In zijn toespraak vroeg de plaatsvervanger: "Wanneer zal het leger geen ravage aan folteraars zijn?" |3|. De weerslag van zijn toespraak onder het leger was onmiddellijk en veroorzaakte veel ongemak. Het leger eiste dat de plaatsvervanger zou worden vervolgd naar aanleiding van zijn toespraak.
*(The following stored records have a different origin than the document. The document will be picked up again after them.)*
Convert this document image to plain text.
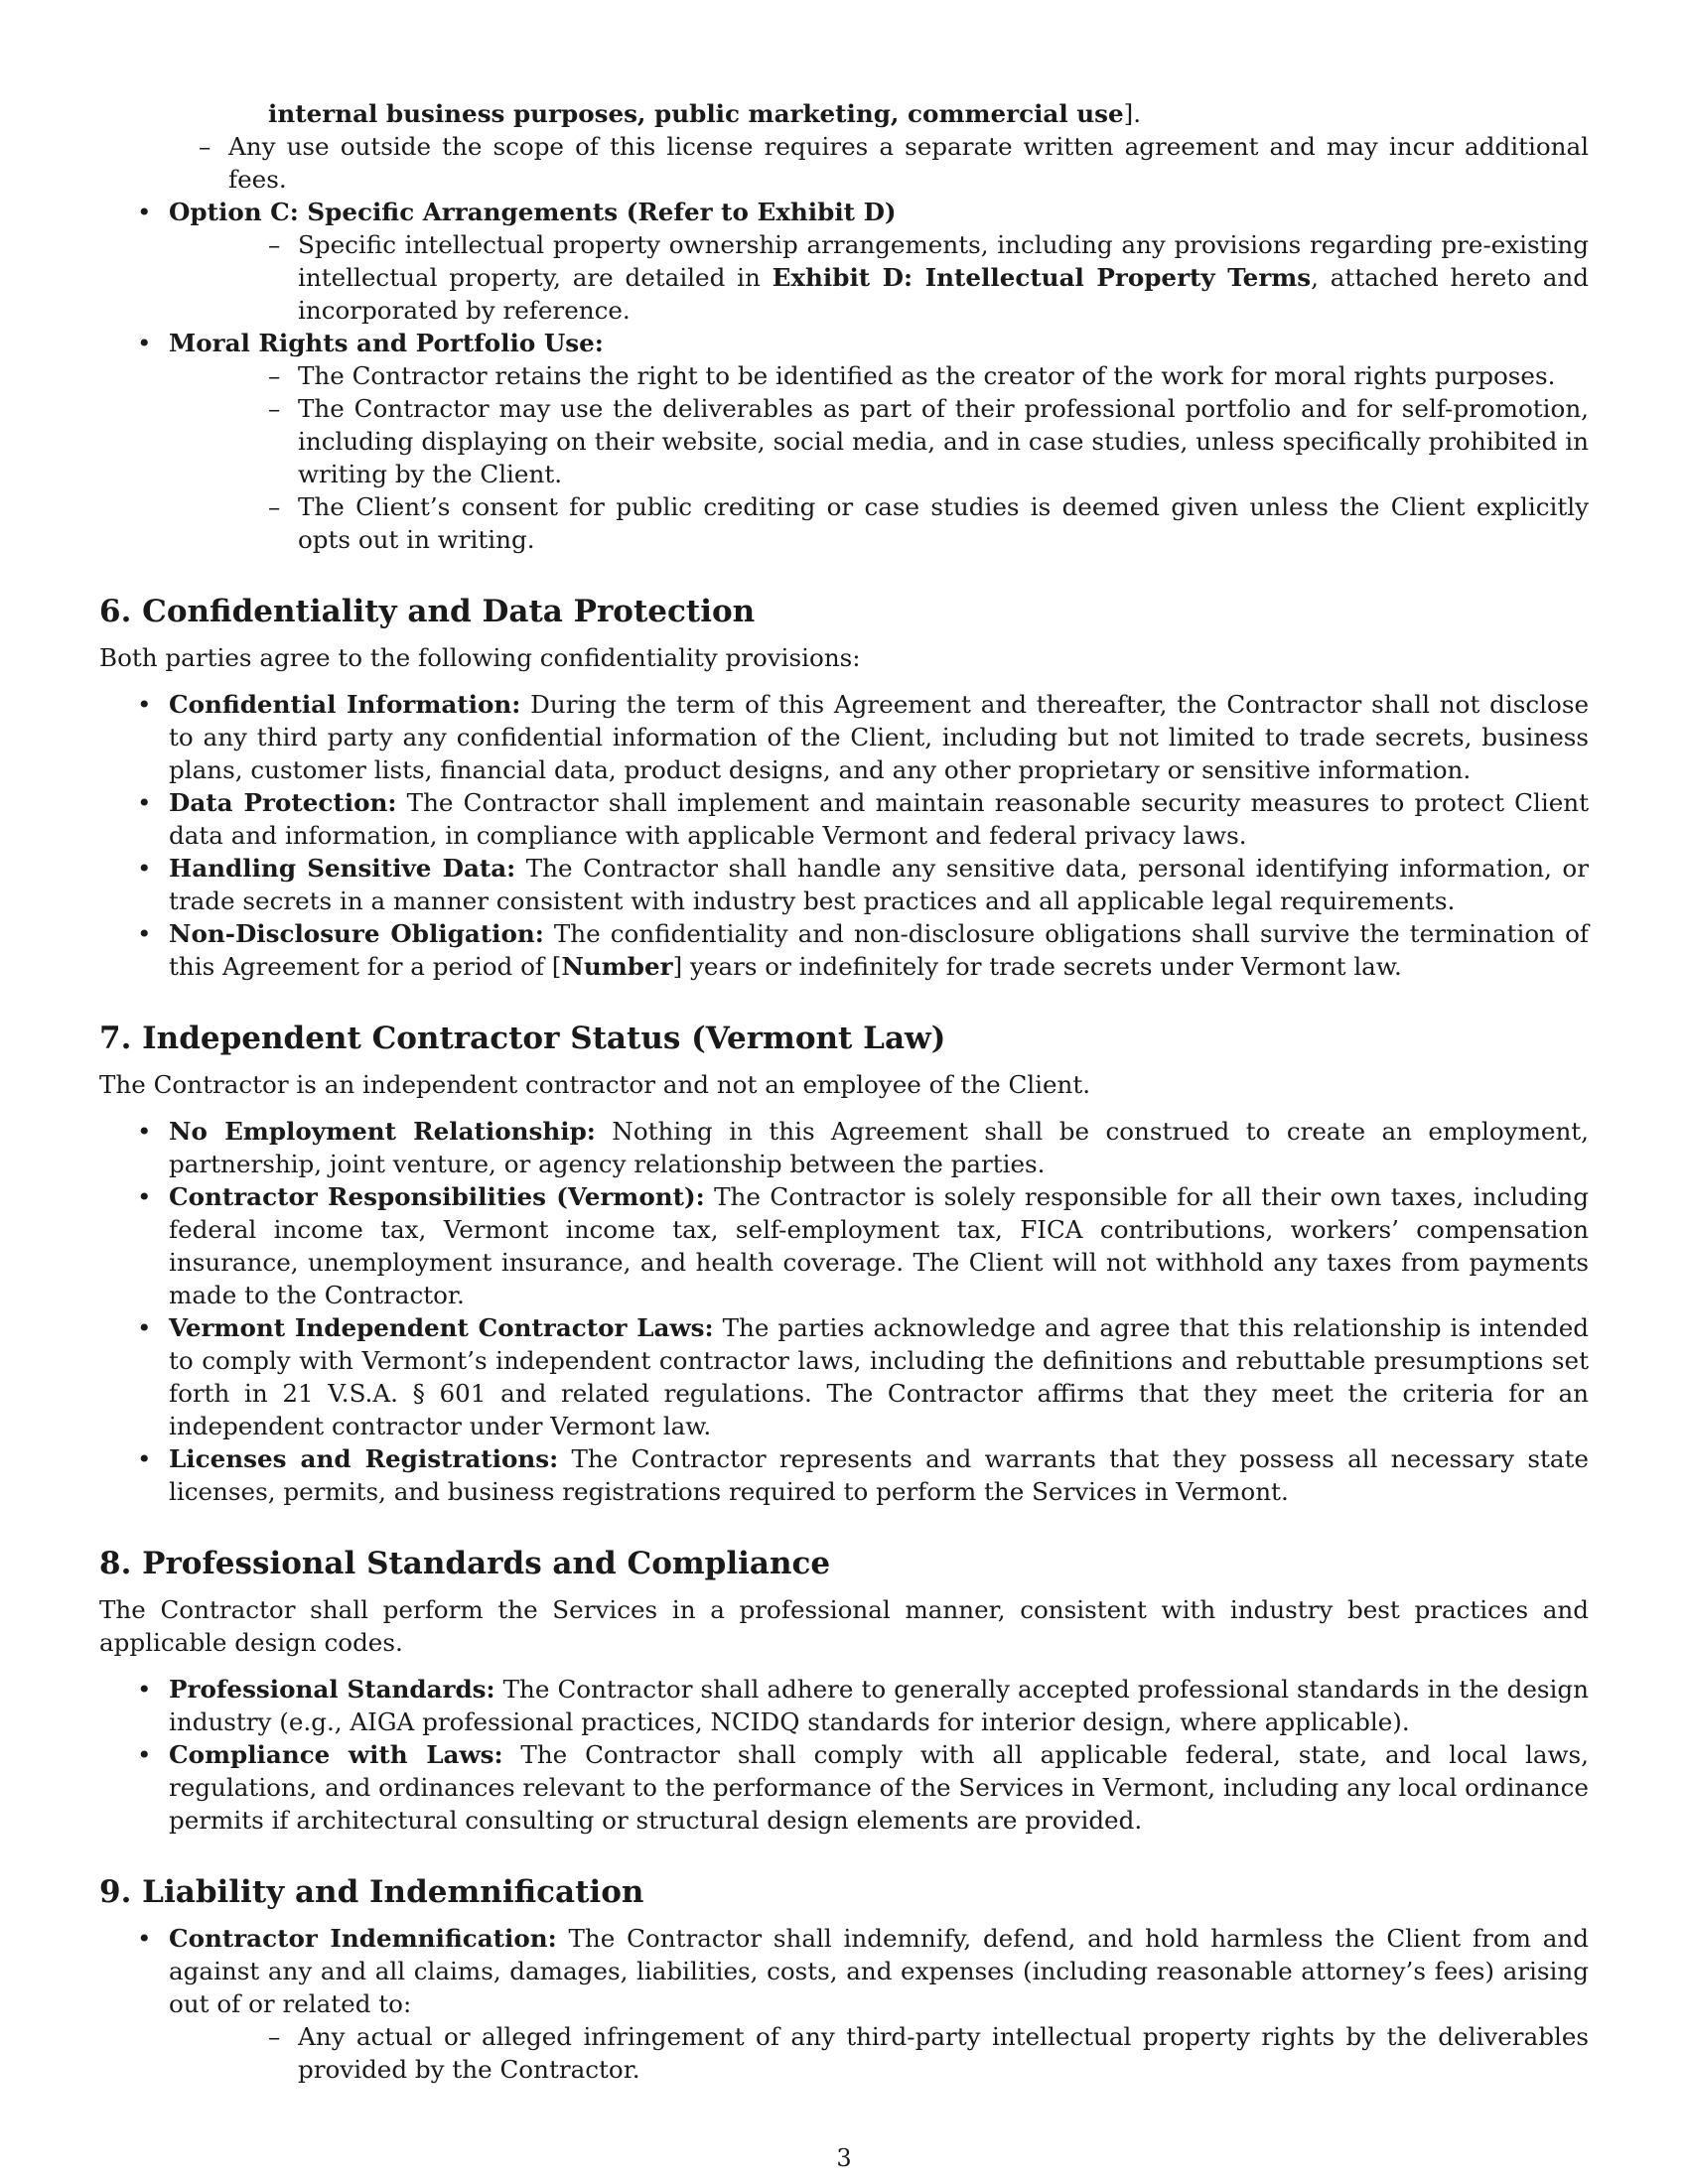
internal business purposes, public marketing, commercial use].
– Any use outside the scope of this license requires a separate written agreement and may incur additional fees.
• Option C: Specific Arrangements (Refer to Exhibit D)
– Specific intellectual property ownership arrangements, including any provisions regarding pre-existing intellectual property, are detailed in Exhibit D: Intellectual Property Terms, attached hereto and incorporated by reference.
• Moral Rights and Portfolio Use:
– The Contractor retains the right to be identified as the creator of the work for moral rights purposes.
– The Contractor may use the deliverables as part of their professional portfolio and for self-promotion, including displaying on their website, social media, and in case studies, unless specifically prohibited in writing by the Client.
– The Client’s consent for public crediting or case studies is deemed given unless the Client explicitly opts out in writing.
6. Confidentiality and Data Protection

Both parties agree to the following confidentiality provisions:

• Confidential Information: During the term of this Agreement and thereafter, the Contractor shall not disclose to any third party any confidential information of the Client, including but not limited to trade secrets, business plans, customer lists, financial data, product designs, and any other proprietary or sensitive information.
• Data Protection: The Contractor shall implement and maintain reasonable security measures to protect Client data and information, in compliance with applicable Vermont and federal privacy laws.
• Handling Sensitive Data: The Contractor shall handle any sensitive data, personal identifying information, or trade secrets in a manner consistent with industry best practices and all applicable legal requirements.
• Non-Disclosure Obligation: The confidentiality and non-disclosure obligations shall survive the termination of this Agreement for a period of [Number] years or indefinitely for trade secrets under Vermont law.
7. Independent Contractor Status (Vermont Law)

The Contractor is an independent contractor and not an employee of the Client.

• No Employment Relationship: Nothing in this Agreement shall be construed to create an employment, partnership, joint venture, or agency relationship between the parties.
• Contractor Responsibilities (Vermont): The Contractor is solely responsible for all their own taxes, including federal income tax, Vermont income tax, self-employment tax, FICA contributions, workers’ compensation insurance, unemployment insurance, and health coverage. The Client will not withhold any taxes from payments made to the Contractor.
• Vermont Independent Contractor Laws: The parties acknowledge and agree that this relationship is intended to comply with Vermont’s independent contractor laws, including the definitions and rebuttable presumptions set forth in 21 V.S.A. § 601 and related regulations. The Contractor affirms that they meet the criteria for an independent contractor under Vermont law.
• Licenses and Registrations: The Contractor represents and warrants that they possess all necessary state licenses, permits, and business registrations required to perform the Services in Vermont.
8. Professional Standards and Compliance

The Contractor shall perform the Services in a professional manner, consistent with industry best practices and applicable design codes.

• Professional Standards: The Contractor shall adhere to generally accepted professional standards in the design industry (e.g., AIGA professional practices, NCIDQ standards for interior design, where applicable).
• Compliance with Laws: The Contractor shall comply with all applicable federal, state, and local laws, regulations, and ordinances relevant to the performance of the Services in Vermont, including any local ordinance permits if architectural consulting or structural design elements are provided.
9. Liability and Indemnification
• Contractor Indemnification: The Contractor shall indemnify, defend, and hold harmless the Client from and against any and all claims, damages, liabilities, costs, and expenses (including reasonable attorney’s fees) arising out of or related to:
– Any actual or alleged infringement of any third-party intellectual property rights by the deliverables provided by the Contractor.
3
Het Nationale Congres weigerde Márcio Moreira Alves te vervolgen, en dit werd gebruikt als rechtvaardiging voor het decreet van Institutionele Wet nr. 5.
Met betrekking tot dit evenement kunnen enkele overwegingen worden gemaakt:
1. Een deel van het leger wil al geruime tijd het regime verharden.
2. De weigering van congresleden om de afgevaardigde te straffen, zou een gevaarlijk precedent kunnen scheppen voor politieke insubordinatie.
Institutionele wet nr. 5 werd geboren uit een bijeenkomst die bekend werd als "massa-zwart”. Institutionele wet nr. 5 werd voorgelezen op de radio, op de nationale televisie, door minister van Justitie Gama e Silva en vormde de verharding van het regime. De AI-5 was de manier waarop het leger het repressieapparaat tegen de tegenstanders van het regime uitbreidde.
Einde van de regering van Costa e Silva
Het einde van de regering van Artur Costa e Silva werd ingekort nadat de president in maart 1969 een beroerte kreeg. Toen het leger weigerde de macht over te dragen aan de plaatsvervanger van Costa e Silva, Pedro Aleixo, werd een voorlopige junta opgericht die het land bestuurde tot de benoeming van Emilio Medici als president van Brazilië.
|1| NAPOLITANO, Marcos. 1964: Geschiedenis van het militaire regime. São Paulo: Context, 2016, p. 86.
|2| FAUSTO, Boris. Geschiedenis van Brazilië. Sao Paulo: Edusp, 2013, p. 411.
|3| SCHWARCZ, Lilia Moritz en STARLING, Heloisa Murgel. Brazilië: een biografie. Sao Paulo: Companhia das Letras, 2015, p. 455.